I had one of those moments recently whilst answering posts on the Analysis Services forum regarding why one query hit only one partition whilst another query hit all the partitions in a measure group. You can read about all of this here: http://social.msdn.microsoft.com/Forums/en-US/sqlanalysisservices/thread/b4b4f28a-2ddd-4335-91eb-1732b371eb74 where Greg Galloway provides some excellent insight into all of this.

So, for the most part people know about partitioning in Analysis Services and if not, someone at some point on the forums will mention that "you really should be partitioning your data" etc. This eventually evolves into "oh yes and if you are partitioning you should be setting the slice as well" then queue many links to various articles on slicing etc. and the world is good. Or is it...

I will admit that I have been one of those citizens posting about the virtues of partitioning and slicing whilst apparently being blissfully (and dangerously) ignorant of the real mechanics of slicing. As far as I can tell, all Microsoft documentation appears to indicate that "ProcessIndexes" is required for aggregations but nowhere does it state that it is required for slicing too.
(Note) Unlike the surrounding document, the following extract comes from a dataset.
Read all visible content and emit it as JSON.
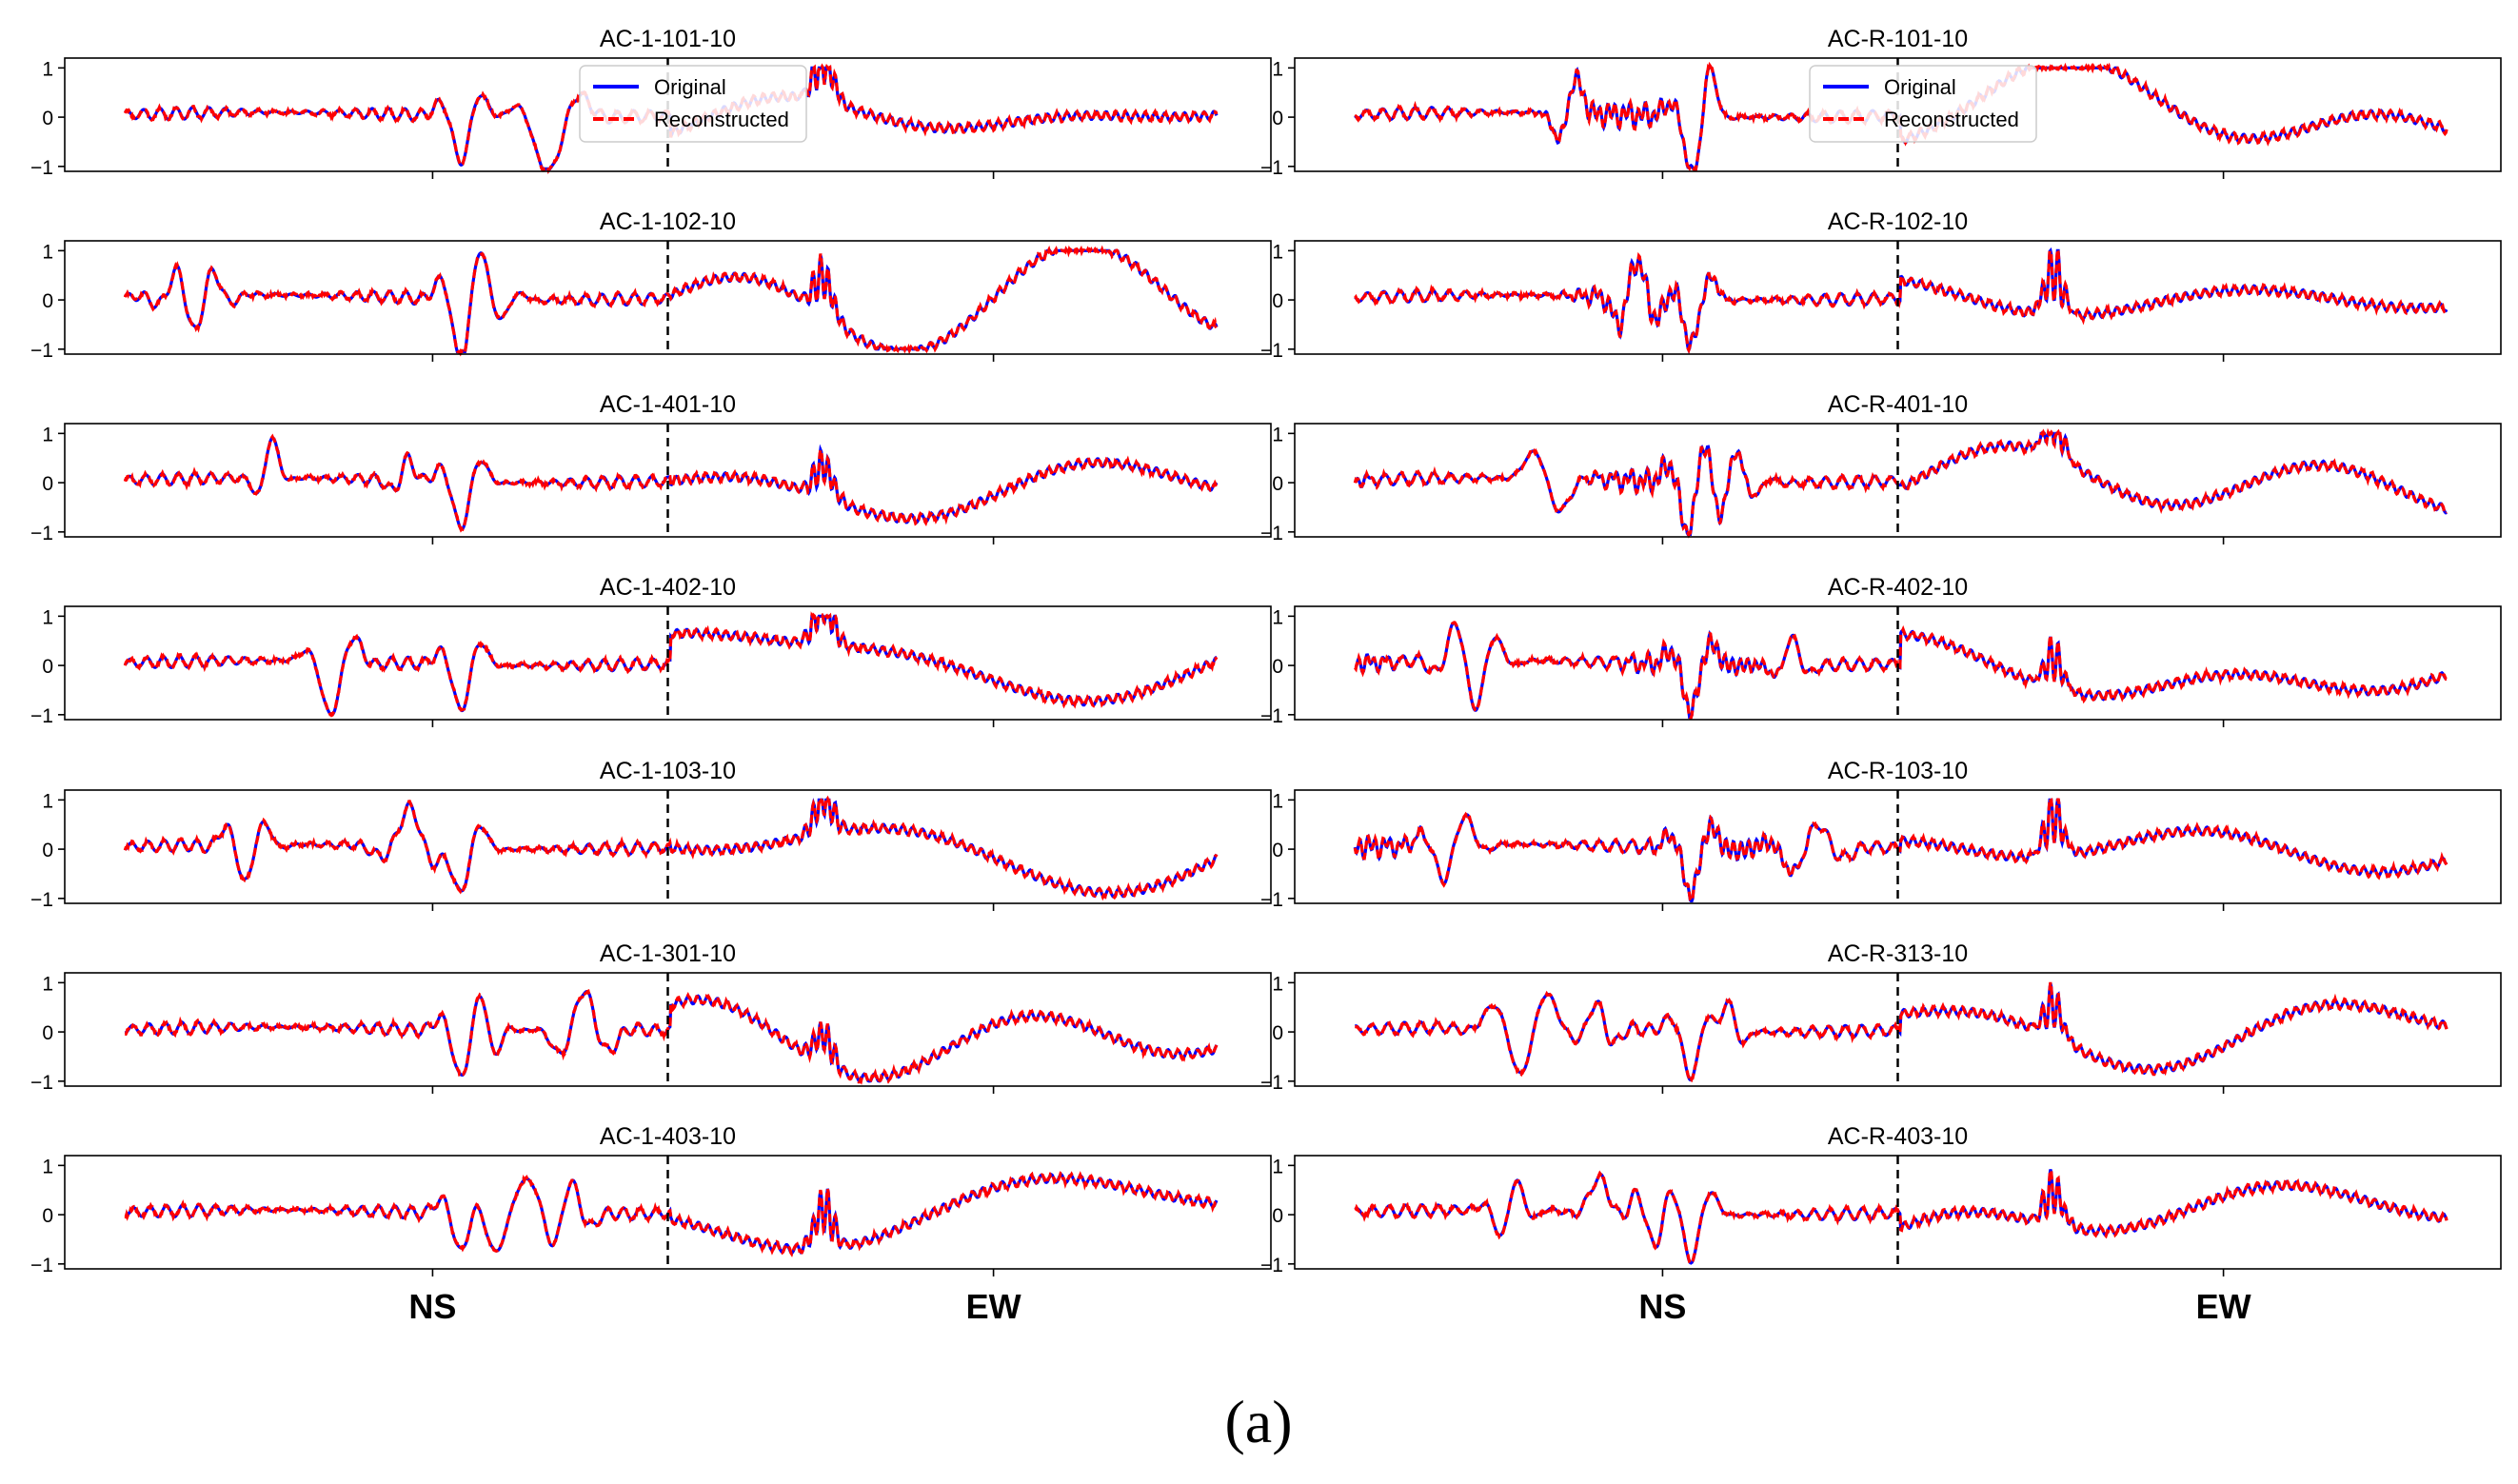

For those of you that are now going "huh, you what?", yessssssss, welcome to my world. Note too, how I am deliberately ignoring the debate regarding whether or not one should manually set the slice instead of relying on auto-slicing, as funnily enough manual slicing is affected too, albeit in a different way.
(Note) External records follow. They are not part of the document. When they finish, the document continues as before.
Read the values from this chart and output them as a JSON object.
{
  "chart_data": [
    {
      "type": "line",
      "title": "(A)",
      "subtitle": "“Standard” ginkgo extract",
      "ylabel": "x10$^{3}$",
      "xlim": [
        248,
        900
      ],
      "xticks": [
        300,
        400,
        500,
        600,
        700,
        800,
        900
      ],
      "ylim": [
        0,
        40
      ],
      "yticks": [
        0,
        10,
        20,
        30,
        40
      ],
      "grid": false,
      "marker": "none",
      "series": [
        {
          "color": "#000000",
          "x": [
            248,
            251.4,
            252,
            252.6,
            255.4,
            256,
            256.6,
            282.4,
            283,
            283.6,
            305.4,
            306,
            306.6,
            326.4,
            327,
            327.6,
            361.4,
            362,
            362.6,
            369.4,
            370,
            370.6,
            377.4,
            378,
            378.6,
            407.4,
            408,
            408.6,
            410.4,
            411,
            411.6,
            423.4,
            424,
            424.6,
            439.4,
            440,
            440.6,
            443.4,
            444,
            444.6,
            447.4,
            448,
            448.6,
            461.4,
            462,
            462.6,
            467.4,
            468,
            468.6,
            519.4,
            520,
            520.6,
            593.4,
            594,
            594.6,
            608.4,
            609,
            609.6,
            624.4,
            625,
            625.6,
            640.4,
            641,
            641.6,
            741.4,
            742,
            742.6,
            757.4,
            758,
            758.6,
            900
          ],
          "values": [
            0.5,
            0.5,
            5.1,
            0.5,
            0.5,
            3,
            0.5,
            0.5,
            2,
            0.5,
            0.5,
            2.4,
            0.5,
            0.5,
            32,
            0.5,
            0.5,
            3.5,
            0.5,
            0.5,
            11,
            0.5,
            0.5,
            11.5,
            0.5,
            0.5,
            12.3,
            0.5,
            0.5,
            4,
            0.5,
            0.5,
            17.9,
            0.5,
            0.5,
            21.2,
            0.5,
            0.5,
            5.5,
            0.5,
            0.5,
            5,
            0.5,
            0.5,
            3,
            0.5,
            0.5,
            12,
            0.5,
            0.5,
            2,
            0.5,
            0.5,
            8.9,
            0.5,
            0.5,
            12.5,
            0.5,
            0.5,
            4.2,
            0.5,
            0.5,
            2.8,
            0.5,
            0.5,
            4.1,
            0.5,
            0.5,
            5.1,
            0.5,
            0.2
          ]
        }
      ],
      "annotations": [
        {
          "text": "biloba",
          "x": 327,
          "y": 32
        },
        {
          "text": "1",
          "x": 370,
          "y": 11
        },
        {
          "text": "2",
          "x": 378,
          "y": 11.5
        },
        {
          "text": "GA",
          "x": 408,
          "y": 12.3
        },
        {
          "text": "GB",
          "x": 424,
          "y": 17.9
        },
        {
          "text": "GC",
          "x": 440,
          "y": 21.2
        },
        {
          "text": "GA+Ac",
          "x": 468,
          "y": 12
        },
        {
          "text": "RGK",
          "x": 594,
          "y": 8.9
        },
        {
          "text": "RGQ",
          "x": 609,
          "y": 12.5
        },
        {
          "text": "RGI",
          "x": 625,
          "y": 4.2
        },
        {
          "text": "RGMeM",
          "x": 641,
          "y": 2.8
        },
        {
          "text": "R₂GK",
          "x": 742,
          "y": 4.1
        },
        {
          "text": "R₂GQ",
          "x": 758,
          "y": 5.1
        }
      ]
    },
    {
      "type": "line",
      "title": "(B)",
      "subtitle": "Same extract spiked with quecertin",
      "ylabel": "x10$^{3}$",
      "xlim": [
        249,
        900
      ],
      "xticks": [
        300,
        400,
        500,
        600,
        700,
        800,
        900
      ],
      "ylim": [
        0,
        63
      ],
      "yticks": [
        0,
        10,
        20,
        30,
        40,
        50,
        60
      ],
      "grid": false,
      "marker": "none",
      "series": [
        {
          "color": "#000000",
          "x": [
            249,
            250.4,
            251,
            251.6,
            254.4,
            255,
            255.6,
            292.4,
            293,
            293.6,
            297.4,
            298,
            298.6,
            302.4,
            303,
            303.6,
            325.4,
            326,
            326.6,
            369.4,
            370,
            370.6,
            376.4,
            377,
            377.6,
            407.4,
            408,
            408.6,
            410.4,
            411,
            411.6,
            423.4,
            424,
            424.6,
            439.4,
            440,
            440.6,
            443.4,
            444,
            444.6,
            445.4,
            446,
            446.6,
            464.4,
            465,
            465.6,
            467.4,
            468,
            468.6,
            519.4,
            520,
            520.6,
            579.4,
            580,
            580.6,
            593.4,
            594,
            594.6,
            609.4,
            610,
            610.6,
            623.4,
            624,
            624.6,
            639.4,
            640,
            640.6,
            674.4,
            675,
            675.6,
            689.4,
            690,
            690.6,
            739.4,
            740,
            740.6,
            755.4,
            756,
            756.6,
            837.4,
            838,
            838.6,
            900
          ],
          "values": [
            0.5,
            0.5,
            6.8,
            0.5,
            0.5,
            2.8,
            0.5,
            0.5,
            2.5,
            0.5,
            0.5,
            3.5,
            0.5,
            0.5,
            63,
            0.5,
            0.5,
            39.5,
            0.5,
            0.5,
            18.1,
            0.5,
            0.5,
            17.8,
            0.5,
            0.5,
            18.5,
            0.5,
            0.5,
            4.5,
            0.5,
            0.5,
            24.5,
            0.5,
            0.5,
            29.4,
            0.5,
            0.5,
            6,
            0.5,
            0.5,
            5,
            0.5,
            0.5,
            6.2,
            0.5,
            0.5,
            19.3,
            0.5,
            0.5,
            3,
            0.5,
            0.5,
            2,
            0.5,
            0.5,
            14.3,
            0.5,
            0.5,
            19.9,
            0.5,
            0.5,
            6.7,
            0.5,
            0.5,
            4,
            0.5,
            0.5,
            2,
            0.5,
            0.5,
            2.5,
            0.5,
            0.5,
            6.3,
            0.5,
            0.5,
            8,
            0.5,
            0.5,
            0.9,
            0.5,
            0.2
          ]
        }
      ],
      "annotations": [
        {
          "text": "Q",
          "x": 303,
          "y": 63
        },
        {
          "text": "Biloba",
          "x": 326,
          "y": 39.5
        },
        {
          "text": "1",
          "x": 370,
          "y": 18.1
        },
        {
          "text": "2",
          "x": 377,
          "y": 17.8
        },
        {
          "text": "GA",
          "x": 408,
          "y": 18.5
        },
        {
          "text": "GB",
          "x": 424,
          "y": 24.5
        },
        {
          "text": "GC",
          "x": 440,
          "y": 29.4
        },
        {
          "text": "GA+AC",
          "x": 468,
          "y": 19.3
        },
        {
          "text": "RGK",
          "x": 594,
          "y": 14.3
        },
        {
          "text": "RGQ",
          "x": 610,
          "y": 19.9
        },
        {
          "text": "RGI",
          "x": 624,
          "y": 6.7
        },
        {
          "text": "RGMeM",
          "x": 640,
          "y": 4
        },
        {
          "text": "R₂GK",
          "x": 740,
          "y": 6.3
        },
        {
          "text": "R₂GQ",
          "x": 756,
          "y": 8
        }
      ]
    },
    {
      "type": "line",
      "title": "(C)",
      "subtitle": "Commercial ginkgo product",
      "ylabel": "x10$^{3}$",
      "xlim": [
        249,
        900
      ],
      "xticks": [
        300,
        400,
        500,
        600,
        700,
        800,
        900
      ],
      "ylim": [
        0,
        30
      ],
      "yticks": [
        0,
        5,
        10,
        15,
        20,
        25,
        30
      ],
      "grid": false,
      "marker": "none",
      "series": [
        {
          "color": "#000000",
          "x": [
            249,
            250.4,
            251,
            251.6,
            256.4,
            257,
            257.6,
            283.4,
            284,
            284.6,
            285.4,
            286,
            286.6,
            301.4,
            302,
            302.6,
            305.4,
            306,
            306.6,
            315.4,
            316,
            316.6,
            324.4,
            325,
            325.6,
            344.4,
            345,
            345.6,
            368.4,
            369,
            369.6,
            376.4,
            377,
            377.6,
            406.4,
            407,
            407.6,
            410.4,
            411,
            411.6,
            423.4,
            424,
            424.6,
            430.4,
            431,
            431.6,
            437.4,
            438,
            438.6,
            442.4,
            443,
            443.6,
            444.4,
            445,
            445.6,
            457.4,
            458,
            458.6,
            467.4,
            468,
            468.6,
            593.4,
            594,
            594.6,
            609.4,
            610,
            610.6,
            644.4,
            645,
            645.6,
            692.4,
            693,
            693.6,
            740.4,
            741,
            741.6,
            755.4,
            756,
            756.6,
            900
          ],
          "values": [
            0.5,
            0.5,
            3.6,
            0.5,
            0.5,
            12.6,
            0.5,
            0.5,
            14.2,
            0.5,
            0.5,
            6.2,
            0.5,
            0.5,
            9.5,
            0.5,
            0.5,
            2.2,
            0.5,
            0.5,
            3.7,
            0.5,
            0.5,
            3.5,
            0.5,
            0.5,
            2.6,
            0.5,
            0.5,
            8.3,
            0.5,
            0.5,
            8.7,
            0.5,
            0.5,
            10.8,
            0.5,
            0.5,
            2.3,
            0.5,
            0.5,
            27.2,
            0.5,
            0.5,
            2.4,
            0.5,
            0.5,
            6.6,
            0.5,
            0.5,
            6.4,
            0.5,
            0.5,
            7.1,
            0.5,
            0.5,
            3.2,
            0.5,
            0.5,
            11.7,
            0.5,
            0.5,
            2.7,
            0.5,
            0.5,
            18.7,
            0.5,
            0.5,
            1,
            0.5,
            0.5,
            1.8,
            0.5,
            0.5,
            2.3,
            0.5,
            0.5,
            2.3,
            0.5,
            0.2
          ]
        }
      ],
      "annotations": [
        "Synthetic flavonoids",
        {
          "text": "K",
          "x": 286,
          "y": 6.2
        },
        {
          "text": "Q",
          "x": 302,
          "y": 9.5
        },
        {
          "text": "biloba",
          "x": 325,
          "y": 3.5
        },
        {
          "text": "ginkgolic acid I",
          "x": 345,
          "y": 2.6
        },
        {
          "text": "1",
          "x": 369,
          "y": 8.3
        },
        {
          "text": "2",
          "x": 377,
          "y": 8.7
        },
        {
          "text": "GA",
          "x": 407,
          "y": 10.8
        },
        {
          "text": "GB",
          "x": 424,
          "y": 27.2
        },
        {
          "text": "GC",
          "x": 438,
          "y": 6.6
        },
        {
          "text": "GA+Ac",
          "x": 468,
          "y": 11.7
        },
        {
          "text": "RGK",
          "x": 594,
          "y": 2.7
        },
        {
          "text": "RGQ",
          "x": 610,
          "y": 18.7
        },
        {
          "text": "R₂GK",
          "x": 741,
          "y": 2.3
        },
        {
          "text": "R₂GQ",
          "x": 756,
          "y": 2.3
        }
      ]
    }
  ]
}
Essentially it boils down to this. If you are relying on auto-slicing (either by design or merely for those attributes where it may just happen to only contain a small subset of members) then you need to guarantee that you call "ProcessIndexes" (which is naturally "called" automatically when using "ProcessFull") else auto-slicing will not take place. Yup, that's the fundamental point here. Auto-slicing, or at least the capturing of the min and max data IDs for an attribute, does not happen whilst processing the data into the partition but rather during the processing of indexes. Similarly, if you set the slice on a partition, unless you call "ProcessIndexes" on the partition, the data it contains will not be validated against the slice and thus you can actually process incorrect data into a partition.
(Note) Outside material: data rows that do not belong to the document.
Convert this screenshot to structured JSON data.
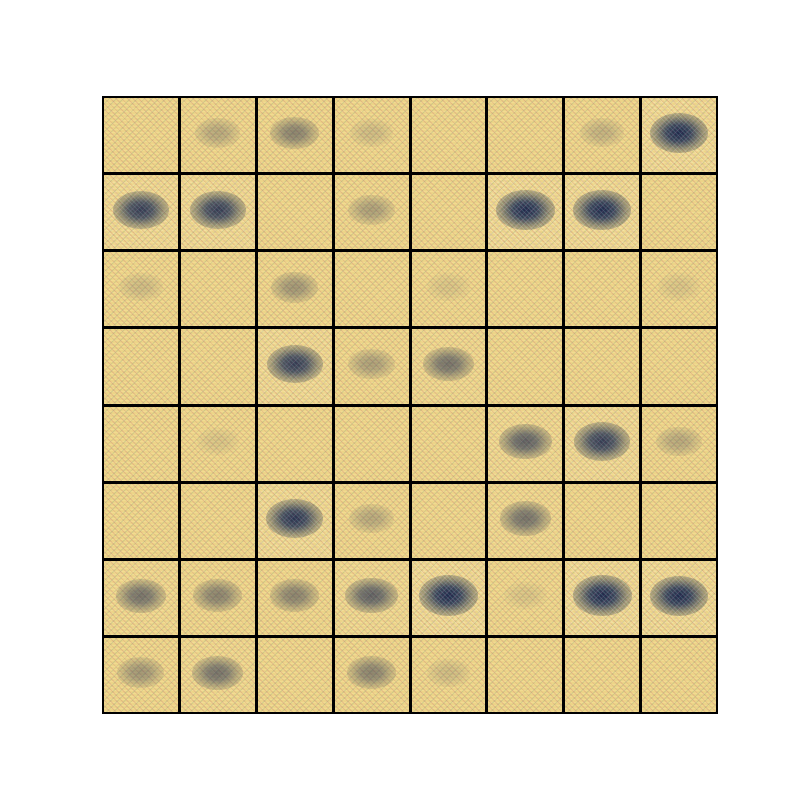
{
  "figure": {
    "background_color": "#ffffff",
    "frame_color": "#000000",
    "tile_base_color": "#ecd488",
    "blob_color": "#1e2d50",
    "rows": 8,
    "columns": 8
  },
  "tiles": [
    [
      0.05,
      0.25,
      0.45,
      0.15,
      0.05,
      0.05,
      0.2,
      0.95
    ],
    [
      0.85,
      0.85,
      0.05,
      0.3,
      0.05,
      1.0,
      0.95,
      0.05
    ],
    [
      0.15,
      0.05,
      0.35,
      0.05,
      0.1,
      0.05,
      0.05,
      0.1
    ],
    [
      0.05,
      0.05,
      0.85,
      0.3,
      0.55,
      0.05,
      0.05,
      0.05
    ],
    [
      0.05,
      0.1,
      0.05,
      0.05,
      0.05,
      0.65,
      0.85,
      0.25
    ],
    [
      0.05,
      0.05,
      0.9,
      0.25,
      0.05,
      0.55,
      0.05,
      0.05
    ],
    [
      0.55,
      0.45,
      0.45,
      0.65,
      1.0,
      0.1,
      1.0,
      0.95
    ],
    [
      0.35,
      0.55,
      0.05,
      0.45,
      0.15,
      0.05,
      0.05,
      0.05
    ]
  ]
}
I guess this makes sense from a programming perspective, in that tracking every value whilst processing data  into the partition would make the act of processing more expensive. However, when processing indexes this is essentially what this part of processing is doing anyway I would suspect and thus it makes sense to happen here. Note that due to this, slicing is also governed by the IndexBuildThreshold property too. The problem is, other than this link http://cwebbbi.wordpress.com/2007/11/08/viewing-partition-slice-information I have not seen anything else that indicates that you need ProcessIndexes in order to make slicing work completely.

Note also, that it is often stated in Microsoft performance tuning articles to use ProcessData followed by ProcessIndexes instead of the generic ProcessFull. However, once again it is usually stated that ProcessIndexes is required in order to rebuild aggregations and nowhere does it mention slicing.